Скользнула щеколда английского замка, упал занавес, осталась по ту его сторону живая картина – и мне было и больно, и легко, и жалко, и совестно, и грустно. Я вдруг поняла, что молодая мать – это звучит гордо, что семья – это красиво, и какое-то непонятное восхищение детьми, вопреки их слабостям и недостаткам, независимо от их поступков и проступков, захлестнуло меня в одночасье.

Никакого логического объяснения этому странному чувству не было.

Так впервые в жизни я испытала умиление к ребенку.

Это совершенно перевернуло мой небольшой пятнадцатилетний мир. До этого дня я не могла понять, что можно вообще найти в таком занятии, как няньканье с детьми. Соседка Люда, моя ровесница, проводила дни напролет, прицепившись к какой-нибудь молодой усталой мамаше, чтобы повозиться с ее кривоногим чадом – и я изумлялась, зачем? Как добровольно, без принуждения человек может проводить время с хнычущим, непонятно чего требующим, неуклюжим, толстым и откровенно глупым существом? Снизойти до уровня развития двухлетнего ребенка было выше моих сил. И вот сейчас, увидев и подержав на руках чужого сына, я вдруг поняла зачем.
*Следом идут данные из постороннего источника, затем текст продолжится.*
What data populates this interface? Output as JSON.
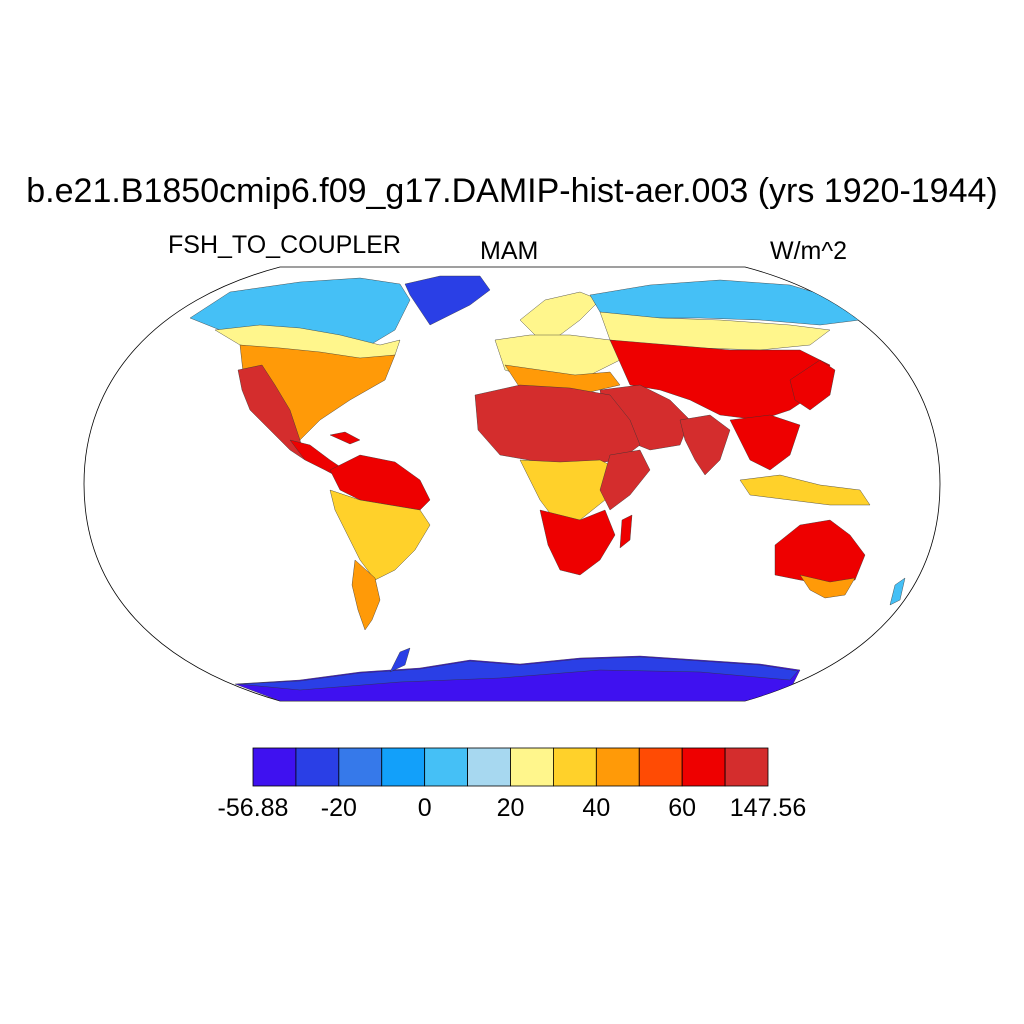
{
  "title": "b.e21.B1850cmip6.f09_g17.DAMIP-hist-aer.003 (yrs 1920-1944)",
  "variable": "FSH_TO_COUPLER",
  "season": "MAM",
  "units": "W/m^2",
  "colorbar": {
    "colors": [
      "#3f11f0",
      "#2a3fe6",
      "#3679ea",
      "#12a0fa",
      "#45c0f6",
      "#a7d8f0",
      "#fff68c",
      "#ffd12a",
      "#ff9a08",
      "#ff4b04",
      "#ee0000",
      "#d42d2d"
    ],
    "boundaries": [
      -56.88,
      -30,
      -20,
      -10,
      0,
      10,
      20,
      30,
      40,
      50,
      60,
      70,
      147.56
    ],
    "tick_labels": [
      "-56.88",
      "-20",
      "0",
      "20",
      "40",
      "60",
      "147.56"
    ]
  },
  "map": {
    "projection": "Robinson",
    "ocean_color": "#ffffff",
    "colors": {
      "greenland": "#2a3fe6",
      "antarctica": "#3f11f0",
      "arctic": "#45c0f6",
      "boreal": "#fff68c",
      "temperate": "#ff9a08",
      "hot": "#ee0000",
      "desert": "#d42d2d",
      "tropical": "#ffd12a"
    }
  }
}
Пелена, скрывающая красоту младенческих лет, спала с моих глаз, и я вдруг узнала, с ясностью пророческого сна или видения Сивиллы, как легко и сладко засыпает он у матери на плече, пока Верман курит на балконе и ждет, когда Аня выйдет из Гришкиной комнаты. Ясно стало также, что после моего ухода им будет хорошо вдвоем. Что вообще, должно быть, хорошо жить в таком доме. В доме, где друг с другом разговаривали на «вы», чуть насмешливо, но очень вежливо, и когда муж в конце вечера обронил что-то вроде: «Ань, ты не помнишь, где у меня…», то она сказала: «Так вы, Владимир Валерьевич, в коробочке вон на той полке посмотрите…» – словно нельзя было разменивать «ты» на пустяки, при чужих, всуе.